Load an instance from a NetCDF file.

Parameters:

Name Type Description Default
path str | Path

Path to the NetCDF file

required

Returns:

Type Description
Interface

Interface instance

Raises:

Type Description
IOError

If file cannot be read

ValueError

If file format is invalid

get_structure
get_structure(clean: bool = False, stats: bool = False) -> dict

Get object structure as a dictionary.

Parameters:

Name Type Description Default
clean bool

If True, remove None and empty dicts and lists.

False
stats bool

If True, replace DataArray references with statistics

False

Returns:

Type Description
dict

Dictionary representation of the object structure

to_json
to_json(path: str | Path)

Save the object to a JSON file.
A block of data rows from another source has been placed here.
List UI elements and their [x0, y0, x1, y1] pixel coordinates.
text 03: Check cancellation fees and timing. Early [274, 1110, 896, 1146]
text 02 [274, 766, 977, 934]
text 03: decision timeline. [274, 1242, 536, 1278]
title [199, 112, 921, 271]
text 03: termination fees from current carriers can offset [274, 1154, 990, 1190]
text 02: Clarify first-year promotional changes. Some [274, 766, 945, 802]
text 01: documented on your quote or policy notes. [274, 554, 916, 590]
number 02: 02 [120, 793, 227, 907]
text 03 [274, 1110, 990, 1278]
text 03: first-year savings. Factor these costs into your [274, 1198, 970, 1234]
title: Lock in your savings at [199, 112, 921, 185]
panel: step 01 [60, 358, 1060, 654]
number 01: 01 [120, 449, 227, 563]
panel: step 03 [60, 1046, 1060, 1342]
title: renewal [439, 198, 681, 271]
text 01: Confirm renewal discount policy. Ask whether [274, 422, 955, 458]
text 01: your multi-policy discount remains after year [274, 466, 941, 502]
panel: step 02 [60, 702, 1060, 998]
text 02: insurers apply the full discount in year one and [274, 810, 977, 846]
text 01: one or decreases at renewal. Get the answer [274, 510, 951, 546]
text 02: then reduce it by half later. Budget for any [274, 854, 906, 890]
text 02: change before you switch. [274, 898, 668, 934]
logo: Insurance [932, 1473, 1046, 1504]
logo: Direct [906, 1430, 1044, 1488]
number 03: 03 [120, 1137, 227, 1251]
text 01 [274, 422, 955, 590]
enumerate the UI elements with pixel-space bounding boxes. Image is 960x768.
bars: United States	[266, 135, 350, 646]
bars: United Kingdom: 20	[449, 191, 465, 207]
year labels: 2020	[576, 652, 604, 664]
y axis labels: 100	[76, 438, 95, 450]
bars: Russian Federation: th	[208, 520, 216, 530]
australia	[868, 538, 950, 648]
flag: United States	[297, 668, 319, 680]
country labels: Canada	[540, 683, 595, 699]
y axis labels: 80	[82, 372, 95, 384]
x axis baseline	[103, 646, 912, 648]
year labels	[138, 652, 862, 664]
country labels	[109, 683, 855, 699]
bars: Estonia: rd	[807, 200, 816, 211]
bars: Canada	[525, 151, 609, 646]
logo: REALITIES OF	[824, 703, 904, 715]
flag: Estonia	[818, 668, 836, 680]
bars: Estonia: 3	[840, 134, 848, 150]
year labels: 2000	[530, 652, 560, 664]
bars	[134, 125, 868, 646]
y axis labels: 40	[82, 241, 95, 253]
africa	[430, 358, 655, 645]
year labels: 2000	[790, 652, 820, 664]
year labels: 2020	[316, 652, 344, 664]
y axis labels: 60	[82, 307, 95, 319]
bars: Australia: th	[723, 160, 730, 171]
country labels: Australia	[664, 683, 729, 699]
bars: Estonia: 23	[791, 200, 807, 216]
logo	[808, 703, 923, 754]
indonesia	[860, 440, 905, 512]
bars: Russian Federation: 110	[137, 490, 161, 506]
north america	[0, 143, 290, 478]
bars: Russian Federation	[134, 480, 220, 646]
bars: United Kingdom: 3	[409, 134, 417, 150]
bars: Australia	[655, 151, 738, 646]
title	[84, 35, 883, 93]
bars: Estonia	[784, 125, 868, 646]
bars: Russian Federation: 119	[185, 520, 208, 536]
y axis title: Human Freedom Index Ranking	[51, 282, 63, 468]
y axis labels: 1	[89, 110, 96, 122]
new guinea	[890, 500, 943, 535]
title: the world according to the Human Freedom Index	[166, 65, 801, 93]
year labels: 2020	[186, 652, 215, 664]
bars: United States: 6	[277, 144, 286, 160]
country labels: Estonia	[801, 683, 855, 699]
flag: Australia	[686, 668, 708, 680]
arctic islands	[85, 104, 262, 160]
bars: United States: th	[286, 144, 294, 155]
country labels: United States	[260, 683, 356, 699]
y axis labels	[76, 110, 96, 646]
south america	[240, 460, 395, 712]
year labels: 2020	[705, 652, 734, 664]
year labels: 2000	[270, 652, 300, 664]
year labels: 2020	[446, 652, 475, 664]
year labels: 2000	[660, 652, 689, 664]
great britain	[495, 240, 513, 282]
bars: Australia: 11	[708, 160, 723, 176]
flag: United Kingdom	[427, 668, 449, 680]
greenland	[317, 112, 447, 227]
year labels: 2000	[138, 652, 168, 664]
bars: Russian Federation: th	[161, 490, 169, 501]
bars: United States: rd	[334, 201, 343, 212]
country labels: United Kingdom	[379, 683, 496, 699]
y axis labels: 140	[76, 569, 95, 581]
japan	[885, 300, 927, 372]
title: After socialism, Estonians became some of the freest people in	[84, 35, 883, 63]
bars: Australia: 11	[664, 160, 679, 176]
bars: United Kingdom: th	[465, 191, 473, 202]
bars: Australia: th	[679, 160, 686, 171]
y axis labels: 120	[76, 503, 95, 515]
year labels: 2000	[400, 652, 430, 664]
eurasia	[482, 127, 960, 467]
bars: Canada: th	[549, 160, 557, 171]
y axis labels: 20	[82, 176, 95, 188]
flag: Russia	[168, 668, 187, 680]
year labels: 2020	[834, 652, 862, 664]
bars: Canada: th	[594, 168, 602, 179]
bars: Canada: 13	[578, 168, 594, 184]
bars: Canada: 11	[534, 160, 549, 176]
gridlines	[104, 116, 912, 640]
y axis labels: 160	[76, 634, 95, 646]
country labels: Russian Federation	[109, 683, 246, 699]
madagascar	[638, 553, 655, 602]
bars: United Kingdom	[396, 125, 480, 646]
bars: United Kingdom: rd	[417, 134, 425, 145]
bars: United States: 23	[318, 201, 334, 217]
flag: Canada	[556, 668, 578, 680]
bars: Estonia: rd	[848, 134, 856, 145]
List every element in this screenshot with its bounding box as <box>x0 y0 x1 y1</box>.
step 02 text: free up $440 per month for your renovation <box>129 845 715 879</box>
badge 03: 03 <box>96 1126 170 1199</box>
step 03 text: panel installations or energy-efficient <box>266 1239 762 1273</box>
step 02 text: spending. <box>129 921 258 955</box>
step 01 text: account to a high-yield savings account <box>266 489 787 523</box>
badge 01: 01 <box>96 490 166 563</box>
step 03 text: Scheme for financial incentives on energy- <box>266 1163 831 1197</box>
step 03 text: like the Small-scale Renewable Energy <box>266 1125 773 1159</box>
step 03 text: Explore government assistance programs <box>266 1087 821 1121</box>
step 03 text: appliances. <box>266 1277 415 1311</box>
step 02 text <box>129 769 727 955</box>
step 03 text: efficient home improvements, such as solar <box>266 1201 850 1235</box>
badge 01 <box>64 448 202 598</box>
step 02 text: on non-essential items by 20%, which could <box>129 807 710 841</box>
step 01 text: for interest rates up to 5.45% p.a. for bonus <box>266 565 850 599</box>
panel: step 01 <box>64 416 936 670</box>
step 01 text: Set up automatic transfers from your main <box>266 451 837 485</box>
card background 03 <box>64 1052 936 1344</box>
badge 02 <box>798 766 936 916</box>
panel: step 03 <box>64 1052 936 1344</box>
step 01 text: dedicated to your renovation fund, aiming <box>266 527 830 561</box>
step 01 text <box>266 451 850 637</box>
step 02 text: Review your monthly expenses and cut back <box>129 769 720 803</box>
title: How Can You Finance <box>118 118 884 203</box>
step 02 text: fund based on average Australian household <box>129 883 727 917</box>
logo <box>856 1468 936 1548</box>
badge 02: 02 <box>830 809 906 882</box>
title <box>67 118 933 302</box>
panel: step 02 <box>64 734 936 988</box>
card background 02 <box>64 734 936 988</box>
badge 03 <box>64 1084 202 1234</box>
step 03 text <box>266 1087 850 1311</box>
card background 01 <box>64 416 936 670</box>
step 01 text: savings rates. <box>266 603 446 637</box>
This is meant for documentation and comparison, not for reloading.

Parameters:

Name Type Description Default
path str | Path

The path to the JSON file.

required

Raises:

Type Description
IOError

If file cannot be written

copy
copy() -> Interface

Create a copy of the Interface object.

Uses the existing serialization infrastructure to ensure proper copying of all DataArrays and nested objects.

Returns:

Type Description
Interface

A new instance of the same class with copied data.

Functions

check_bounds

check_bounds(value: TemporalDataUser, parameter_label: str, element_label: str, lower_bound: TemporalDataUser, upper_bound: TemporalDataUser) -> None

Check if the value is within the bounds. The bounds are exclusive. If not, log a warning. Args: value: The value to check. parameter_label: The label of the value. element_label: The label of the element. lower_bound: The lower bound. upper_bound: The upper bound.